The Securities and Exchange Commission has asked some Chinese companies to explain details around their use of offshore vehicles, also known as variable interest entities or VIEs, sources told Reuters. One of the letters requested an explanation of how a VIE structure might affect investors and the value of their investment, how it might be less effective than direct ownership, and the potential costs of enforcing it, Reuters said.
Companies often use VIEs to passively hold financial assets, sometimes as a way to keep securitized assets off their balance sheets, or for research and development purposes. Investors in VIEs do not have voting rights, nor do they directly own stakes in the company. Instead, individual contracts outline the percentage of profits that they can receive, along with other conditions.
In contrast, investors who buy shares typically get a direct claim to a company’s equity, a vote on major corporate decisions, and can buy and sell their stock at the prevailing market price.
Earlier this month, SEC chief Gary Gensler gave his most direct warning yet about investing in US-listed Chinese stocks. He explained that the Chinese government often doesn’t allow foreigners to own or invest in domestic companies, spurring them to set up overseas vehicles such as VIEs.
“So when you think you’re investing in a Chinese company, you’re more than likely actually investing in a shell company in the Caymans or another part of the world,” Gensler said in a video message at the time.
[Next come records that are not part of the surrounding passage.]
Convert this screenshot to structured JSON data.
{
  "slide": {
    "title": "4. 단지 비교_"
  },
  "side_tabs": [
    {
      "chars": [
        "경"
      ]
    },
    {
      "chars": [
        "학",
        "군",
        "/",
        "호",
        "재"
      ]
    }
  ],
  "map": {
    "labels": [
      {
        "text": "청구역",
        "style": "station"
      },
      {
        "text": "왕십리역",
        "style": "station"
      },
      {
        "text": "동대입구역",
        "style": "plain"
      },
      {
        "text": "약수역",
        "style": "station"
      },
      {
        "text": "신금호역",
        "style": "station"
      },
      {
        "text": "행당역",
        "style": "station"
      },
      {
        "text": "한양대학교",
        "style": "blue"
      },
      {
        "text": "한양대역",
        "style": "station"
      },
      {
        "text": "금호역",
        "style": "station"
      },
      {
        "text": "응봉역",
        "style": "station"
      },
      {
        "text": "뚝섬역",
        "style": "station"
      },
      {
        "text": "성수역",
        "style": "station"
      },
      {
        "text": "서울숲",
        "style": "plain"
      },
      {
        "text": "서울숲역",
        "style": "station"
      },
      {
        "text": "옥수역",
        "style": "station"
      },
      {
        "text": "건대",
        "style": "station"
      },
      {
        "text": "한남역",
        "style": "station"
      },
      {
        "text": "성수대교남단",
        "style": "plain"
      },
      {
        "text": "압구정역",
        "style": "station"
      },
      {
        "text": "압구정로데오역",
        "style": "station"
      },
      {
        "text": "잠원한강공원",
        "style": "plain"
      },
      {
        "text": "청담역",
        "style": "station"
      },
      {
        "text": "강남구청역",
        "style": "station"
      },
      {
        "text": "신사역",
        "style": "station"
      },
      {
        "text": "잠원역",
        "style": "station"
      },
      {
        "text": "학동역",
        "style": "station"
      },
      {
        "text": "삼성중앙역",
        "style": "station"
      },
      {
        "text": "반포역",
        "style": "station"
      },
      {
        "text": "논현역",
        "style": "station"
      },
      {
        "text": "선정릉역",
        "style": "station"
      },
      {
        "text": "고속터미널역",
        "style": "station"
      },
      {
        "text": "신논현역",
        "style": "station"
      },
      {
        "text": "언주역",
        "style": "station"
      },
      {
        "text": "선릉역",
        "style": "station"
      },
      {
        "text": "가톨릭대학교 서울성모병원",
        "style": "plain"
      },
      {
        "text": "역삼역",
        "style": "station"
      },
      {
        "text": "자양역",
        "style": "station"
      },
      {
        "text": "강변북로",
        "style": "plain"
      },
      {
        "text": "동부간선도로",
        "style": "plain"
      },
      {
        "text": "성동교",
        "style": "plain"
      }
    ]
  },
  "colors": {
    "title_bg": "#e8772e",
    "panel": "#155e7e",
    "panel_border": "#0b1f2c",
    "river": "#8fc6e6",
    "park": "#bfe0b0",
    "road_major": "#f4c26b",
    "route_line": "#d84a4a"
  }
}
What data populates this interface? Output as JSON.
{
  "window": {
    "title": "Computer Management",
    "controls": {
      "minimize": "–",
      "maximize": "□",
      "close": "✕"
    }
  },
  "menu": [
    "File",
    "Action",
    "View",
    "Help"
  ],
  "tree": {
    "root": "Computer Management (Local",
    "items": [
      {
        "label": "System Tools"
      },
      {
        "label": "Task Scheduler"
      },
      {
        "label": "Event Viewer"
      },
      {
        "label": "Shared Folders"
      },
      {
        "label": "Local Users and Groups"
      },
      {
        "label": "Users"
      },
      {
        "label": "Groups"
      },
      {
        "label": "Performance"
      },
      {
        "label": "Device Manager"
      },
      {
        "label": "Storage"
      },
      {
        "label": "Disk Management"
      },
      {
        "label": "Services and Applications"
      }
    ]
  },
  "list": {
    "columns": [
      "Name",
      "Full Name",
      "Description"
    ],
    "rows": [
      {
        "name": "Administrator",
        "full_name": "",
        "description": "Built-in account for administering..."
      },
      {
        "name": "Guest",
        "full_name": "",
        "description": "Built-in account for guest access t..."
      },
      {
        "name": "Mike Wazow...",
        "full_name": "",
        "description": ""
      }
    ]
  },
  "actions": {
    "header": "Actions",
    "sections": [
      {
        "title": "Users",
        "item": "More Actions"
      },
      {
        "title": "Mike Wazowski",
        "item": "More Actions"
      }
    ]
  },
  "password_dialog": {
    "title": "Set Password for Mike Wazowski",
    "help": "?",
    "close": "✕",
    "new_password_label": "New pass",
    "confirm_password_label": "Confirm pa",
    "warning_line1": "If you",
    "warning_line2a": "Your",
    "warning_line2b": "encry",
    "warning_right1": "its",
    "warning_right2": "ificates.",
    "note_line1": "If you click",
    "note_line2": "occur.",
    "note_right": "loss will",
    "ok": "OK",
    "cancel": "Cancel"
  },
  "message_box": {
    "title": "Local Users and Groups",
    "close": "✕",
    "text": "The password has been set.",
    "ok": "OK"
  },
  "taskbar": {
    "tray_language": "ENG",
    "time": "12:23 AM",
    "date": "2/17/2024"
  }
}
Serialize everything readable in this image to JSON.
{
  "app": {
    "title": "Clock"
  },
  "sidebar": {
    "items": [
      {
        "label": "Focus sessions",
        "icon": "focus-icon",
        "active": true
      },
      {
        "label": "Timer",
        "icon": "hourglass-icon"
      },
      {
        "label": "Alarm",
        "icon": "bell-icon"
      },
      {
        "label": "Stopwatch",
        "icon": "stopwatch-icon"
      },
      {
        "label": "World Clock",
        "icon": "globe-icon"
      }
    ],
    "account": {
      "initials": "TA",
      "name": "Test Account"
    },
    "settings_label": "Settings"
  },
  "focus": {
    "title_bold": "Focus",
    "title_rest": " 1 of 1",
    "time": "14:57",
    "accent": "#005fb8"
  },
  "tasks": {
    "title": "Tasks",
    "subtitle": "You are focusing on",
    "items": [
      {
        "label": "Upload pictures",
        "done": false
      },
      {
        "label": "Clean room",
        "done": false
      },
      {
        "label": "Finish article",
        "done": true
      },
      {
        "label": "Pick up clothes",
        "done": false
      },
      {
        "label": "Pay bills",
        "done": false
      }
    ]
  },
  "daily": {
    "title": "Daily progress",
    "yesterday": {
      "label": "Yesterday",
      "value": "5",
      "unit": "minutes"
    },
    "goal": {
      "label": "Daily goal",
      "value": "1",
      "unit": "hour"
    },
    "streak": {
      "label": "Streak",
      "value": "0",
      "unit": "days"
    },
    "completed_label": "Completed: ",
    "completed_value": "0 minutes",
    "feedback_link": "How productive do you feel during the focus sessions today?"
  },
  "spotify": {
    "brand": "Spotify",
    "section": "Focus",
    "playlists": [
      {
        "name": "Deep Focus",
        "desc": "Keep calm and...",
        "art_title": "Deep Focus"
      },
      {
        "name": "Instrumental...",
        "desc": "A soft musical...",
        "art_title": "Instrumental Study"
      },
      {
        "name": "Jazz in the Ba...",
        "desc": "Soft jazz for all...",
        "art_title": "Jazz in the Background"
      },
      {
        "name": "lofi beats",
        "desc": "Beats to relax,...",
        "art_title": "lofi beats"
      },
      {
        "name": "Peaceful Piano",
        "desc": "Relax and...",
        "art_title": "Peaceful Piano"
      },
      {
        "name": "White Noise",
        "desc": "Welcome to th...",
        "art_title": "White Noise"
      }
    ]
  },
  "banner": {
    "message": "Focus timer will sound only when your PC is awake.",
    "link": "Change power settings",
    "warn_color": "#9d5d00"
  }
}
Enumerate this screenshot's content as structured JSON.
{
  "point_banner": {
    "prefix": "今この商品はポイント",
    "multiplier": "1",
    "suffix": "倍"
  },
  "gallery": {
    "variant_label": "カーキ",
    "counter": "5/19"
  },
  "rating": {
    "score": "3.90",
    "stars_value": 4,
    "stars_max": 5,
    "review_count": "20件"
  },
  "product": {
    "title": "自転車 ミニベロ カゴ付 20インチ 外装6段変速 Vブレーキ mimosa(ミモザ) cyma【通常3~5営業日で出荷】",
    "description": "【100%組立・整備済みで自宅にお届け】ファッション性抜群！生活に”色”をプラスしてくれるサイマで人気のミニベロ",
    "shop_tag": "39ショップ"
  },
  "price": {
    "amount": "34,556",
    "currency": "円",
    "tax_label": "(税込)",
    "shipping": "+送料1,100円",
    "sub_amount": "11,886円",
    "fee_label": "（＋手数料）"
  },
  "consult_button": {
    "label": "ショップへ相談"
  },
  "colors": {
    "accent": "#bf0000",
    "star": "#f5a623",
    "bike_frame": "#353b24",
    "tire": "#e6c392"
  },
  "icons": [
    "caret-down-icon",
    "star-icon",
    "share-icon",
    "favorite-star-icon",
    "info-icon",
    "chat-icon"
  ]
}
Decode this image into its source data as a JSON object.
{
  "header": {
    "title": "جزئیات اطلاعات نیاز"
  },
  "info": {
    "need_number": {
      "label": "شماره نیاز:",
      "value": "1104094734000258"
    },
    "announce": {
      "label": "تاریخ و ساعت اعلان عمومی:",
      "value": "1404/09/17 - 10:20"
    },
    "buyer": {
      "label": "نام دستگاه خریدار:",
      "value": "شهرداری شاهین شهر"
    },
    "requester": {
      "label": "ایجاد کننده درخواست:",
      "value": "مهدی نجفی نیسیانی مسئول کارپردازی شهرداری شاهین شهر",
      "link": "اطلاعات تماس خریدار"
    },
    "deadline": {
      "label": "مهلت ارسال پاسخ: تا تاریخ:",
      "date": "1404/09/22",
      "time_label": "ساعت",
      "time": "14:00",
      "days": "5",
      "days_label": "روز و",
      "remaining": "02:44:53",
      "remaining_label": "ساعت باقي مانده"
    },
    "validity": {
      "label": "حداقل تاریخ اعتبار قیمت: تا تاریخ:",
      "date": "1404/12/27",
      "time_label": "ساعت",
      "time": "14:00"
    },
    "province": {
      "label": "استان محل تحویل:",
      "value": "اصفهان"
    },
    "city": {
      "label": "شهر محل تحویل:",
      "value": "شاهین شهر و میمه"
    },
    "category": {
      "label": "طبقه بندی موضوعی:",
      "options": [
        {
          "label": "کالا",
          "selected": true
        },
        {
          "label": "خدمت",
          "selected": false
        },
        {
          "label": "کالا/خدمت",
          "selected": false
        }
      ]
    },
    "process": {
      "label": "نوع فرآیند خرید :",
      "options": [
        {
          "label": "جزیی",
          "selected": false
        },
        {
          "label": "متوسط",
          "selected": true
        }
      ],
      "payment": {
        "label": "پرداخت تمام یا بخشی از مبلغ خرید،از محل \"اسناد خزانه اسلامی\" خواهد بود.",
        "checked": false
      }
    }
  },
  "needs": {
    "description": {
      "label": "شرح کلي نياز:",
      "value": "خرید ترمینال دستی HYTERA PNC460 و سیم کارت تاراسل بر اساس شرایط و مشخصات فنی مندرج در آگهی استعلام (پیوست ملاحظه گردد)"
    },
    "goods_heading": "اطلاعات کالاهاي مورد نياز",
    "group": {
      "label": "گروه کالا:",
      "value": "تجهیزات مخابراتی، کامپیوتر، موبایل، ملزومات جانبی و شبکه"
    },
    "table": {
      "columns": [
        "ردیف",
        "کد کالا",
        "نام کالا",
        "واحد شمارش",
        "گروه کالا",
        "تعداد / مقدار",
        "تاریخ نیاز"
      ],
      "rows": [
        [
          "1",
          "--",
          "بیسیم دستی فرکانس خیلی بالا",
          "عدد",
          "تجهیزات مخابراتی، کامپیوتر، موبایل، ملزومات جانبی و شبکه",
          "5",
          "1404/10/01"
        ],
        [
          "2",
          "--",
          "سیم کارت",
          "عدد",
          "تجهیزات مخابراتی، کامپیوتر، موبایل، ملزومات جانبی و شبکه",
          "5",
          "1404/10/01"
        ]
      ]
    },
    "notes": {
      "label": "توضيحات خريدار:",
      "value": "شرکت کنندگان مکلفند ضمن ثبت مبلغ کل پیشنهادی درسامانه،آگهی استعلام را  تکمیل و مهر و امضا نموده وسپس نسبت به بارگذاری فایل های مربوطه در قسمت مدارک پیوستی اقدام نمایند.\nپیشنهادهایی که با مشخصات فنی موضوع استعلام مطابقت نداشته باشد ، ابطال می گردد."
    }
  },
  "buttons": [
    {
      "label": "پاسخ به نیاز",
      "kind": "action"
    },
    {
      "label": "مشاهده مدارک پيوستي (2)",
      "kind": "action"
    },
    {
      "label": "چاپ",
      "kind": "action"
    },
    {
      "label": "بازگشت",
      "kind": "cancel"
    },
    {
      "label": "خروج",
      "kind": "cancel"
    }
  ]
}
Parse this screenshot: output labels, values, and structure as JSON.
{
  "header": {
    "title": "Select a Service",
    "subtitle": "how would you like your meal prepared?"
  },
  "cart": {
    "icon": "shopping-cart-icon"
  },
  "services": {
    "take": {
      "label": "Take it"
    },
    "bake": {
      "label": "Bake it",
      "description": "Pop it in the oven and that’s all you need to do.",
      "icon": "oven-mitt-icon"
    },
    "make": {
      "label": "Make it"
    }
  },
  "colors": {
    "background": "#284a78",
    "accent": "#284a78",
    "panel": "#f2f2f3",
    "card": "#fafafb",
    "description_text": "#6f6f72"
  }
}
In July, the SEC froze US listings of Chinese companies, announcing they would need to meet new disclosure requirements before going public. For example, they would have to outline the structure of the proposed IPO, and the potential for the Chinese government to meddle in its affairs.
The Chinese government has been cracking down on key sectors, including tech and internet companies, in recent months and has outlined a five-year plan that includes further tightening of regulations. The changes have hammered US-listed Chinese companies and caused major volatility in their share prices.